Bob Dylan’s Twenty Minutes as a Christian
I’ve decided I need to lighten up a bit with these posts. Too many heavy topics—hell, doubt, skepticism, Bonhoeffer. So how about a bit on Bob Dylan’s twenty minutes as a Christian?
Actually, I think Dylan called himself a Christian for a couple of years at least, which is better than Kris Kristofferson did (remember him?). The excited word went out in evangelical circles that Kris K–singer, song writer, actor (dubious), and former Rhodes Scholar–had become a Christian (this was in the 1980’s maybe). For some reason that excited a few fans of the Christian celebrity circuit.
I never heard much more until a few years later when an interviewer asked him about it. His reply: “Yah, I got drunk one night and came to Jesus. But I sobered up by morning and that was the end of that.” Oops. (“Time to look for another banquet speaker, Marge.”)
But Dylan was more serious about it, even if relatively briefly. So when I decided to use some of my post-teaching life to read a bio on Dylan (I’m attracted to singers who sound like a cement-mixer), I was especially looking forward to how they were going to treat Dylan’s dalliance with Christianity.
I decided against going right to that part of the bio, figuring I’d work my way up to it and see how his shot at faith fit in the flow of his life. So imagine my consternation when Daniel Mark Epstein in his The Ballad of Bob Dylan: A Portrait, after dragging me through minute descriptions of his, his mother’s, and his sister’s reactions to the Dylan concerts they had attended, gets to the Christian Dylan and says, “This is the point . . . where I lost him. Or rather he lost me, and most his fan base. . . .” Epstein, who probes every recess of Dylan’s psyche for hundreds of pages, covers his two years as a Christian in five paragraphs, dismissing the music as “fire-and-brimstone gospel tunes of the most fundamental, doctrinaire, and judgmental ilk.”

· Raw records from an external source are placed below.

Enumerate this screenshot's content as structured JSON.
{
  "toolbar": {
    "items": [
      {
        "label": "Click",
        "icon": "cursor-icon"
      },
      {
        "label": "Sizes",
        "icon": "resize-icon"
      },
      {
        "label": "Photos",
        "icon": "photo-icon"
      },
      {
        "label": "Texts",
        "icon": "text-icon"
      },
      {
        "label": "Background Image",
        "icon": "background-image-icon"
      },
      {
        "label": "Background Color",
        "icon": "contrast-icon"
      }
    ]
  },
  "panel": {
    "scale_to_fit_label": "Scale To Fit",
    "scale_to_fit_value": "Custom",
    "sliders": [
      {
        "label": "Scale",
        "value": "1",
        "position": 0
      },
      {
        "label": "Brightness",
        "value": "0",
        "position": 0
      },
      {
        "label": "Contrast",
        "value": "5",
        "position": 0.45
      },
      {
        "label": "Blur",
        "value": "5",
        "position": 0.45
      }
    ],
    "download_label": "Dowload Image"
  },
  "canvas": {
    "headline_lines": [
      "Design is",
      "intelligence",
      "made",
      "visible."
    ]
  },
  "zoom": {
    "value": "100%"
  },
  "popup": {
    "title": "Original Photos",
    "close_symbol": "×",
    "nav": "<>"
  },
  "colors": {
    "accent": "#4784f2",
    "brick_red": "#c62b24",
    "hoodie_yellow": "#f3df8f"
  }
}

Epstein claims it “was not his religion that put me off” but the fact that he let it affect his songs and performances. (Gasp, an artist’s view of reality affecting his or her art! Outrageous!) This is the classic privatizing religion line. “Believe whatever you want, but keep it to yourself—out of the public square and out of your songs.”

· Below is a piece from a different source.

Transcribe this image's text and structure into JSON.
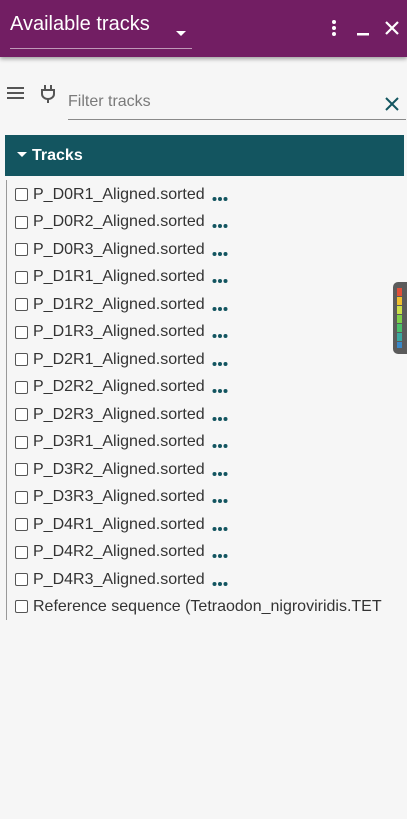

Of course Epstein abandons his responsibility as a biographer (he could have titled these two pages as “Dylan’s Icky Fundy Phase”), but it serves to warn me against doing the same thing myself. There are certain causes, slogans, and points of view against which I react instinctively and viscerally. Dismissive words arise quickly in my mind: foolish, idiotic, laughable, benighted (a fine word), and so on. My subculture encourages this. We are among the great mass producers of ‘straw men’—describing people and positions in such a way that we can knock them over with a rhetorical feather.
Here is a good question to ask yourself whenever you find yourself so tempted: “What is it in that person’s life experience and understanding of the world that might have brought them, quite logically even, to that position?” It’s a form of the “walking a mile in someone else’s shoes” principle. Might be even better to ask in the form of “What could have happened in my life to make me see the world the way that person does?”
Hopefully that will keep us from being as “fundamental, doctrinaire, and judgmental” as Epstein is about Dylan’s twenty minutes as a Christian.